I’m completing my trilogy on favorite tribes with the Children’s Book Festival Tribe. As usual, it held both the expected and the surprising. Expected were nuggets of information from the speakers:
• Jon Sciezka – “I was inspired by my students.” (Then he kept us in stitches telling us why he deserved this award, referring frequently to the antics of his five brothers. He is maybe even funnier in person than in my favorite of his books, The Math Curse.)
• Candice Fleming emphasized the importance of accuracy in nonfiction including throwing out good stuff because it was wrong – like Amelia Earhart’s myths about her “naturally curly” hair and an airplane she claimed to have seen that wasn’t there.
• Betsy and Ted Lewin chuckled at a rather dangerous photograph saying it looked like the caption should have read, “last picture taken before the death of the photographer.” What fun as they passed the microphone back and forth finishing each other’s sentences and paragraphs!
• Grace Lin affirmed that it didn’t matter whether it was a boy book or a girl book, whether or not it was multicultural. It only mattered that a child read a good book.
As expected, a librarian won the Kaigler Lamont Award, but Liz Turner of Madison Public Library won with an unexpected feature – her program of 1,000 books before kindergarten, which might make more educational difference than a roomful of standardized tests. Just saying.
The Magnolia Children’s Choice Awards were expected. The exponential growth in just a few years was a surprise as was the addition of a new age category.
Unexpected happenings included:
• A tornado warning interrupting Jennifer Lanthier, Keats Honor Book winner, that sent all 300 + attendees down into a stairwell for safety. During the time in the stairwell, I found a new BFF. I think I was not alone judging by the chatter I heard all around me. Jennifer asked when we returned, “Now where was I?” and picked up right where she left off. I’ll blog soon about her book The Stamp Collector.
• Grace Lin gave a wonderful presentation on her own journey to both honor her Chinese culture and appeal to all children in her writing only to be upstaged by her daughter Hazel who took her first steps at the festival luncheon.

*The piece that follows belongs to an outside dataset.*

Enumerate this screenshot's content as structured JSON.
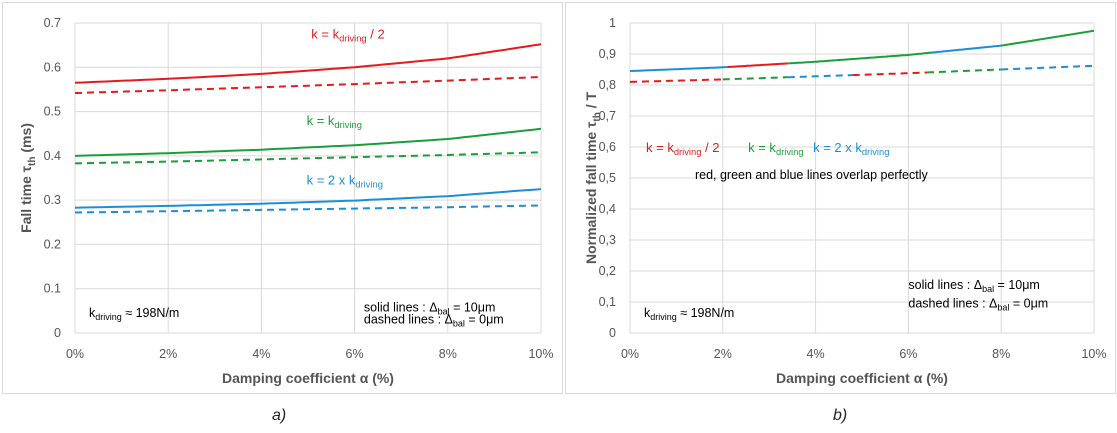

• A dinner conversation before Thursday night’s reception revealed that a pair of librarians had their first date at that very event the year Ezra Jack Keats won the medallion – thirty-three years ago. Sherry Laughlin knew immediately marriage was ahead. It took Paul a little longer.
• Weirdest of all happenings may have been the spontaneous quartet at the end of an exhausting day when four Southern members of this tribe sang “I’ll Fly Away” for the New York contingent from the Ezra Jack Keats Foundation.
I’ll end this tribal visit with my favorite nugget of the festival from K. T. Horning who gave the Ezra Jack Keats lecture highlighting some of the Caldecott winners in celebration of the medal’s 75th anniversary. After choosing a sample from several decades for her lecture, as she does in her Horn Book Magazine series, she closed with a picture reference to my favorite, The Snowy Day, showing “Peter leaving tracks to take us into the future.”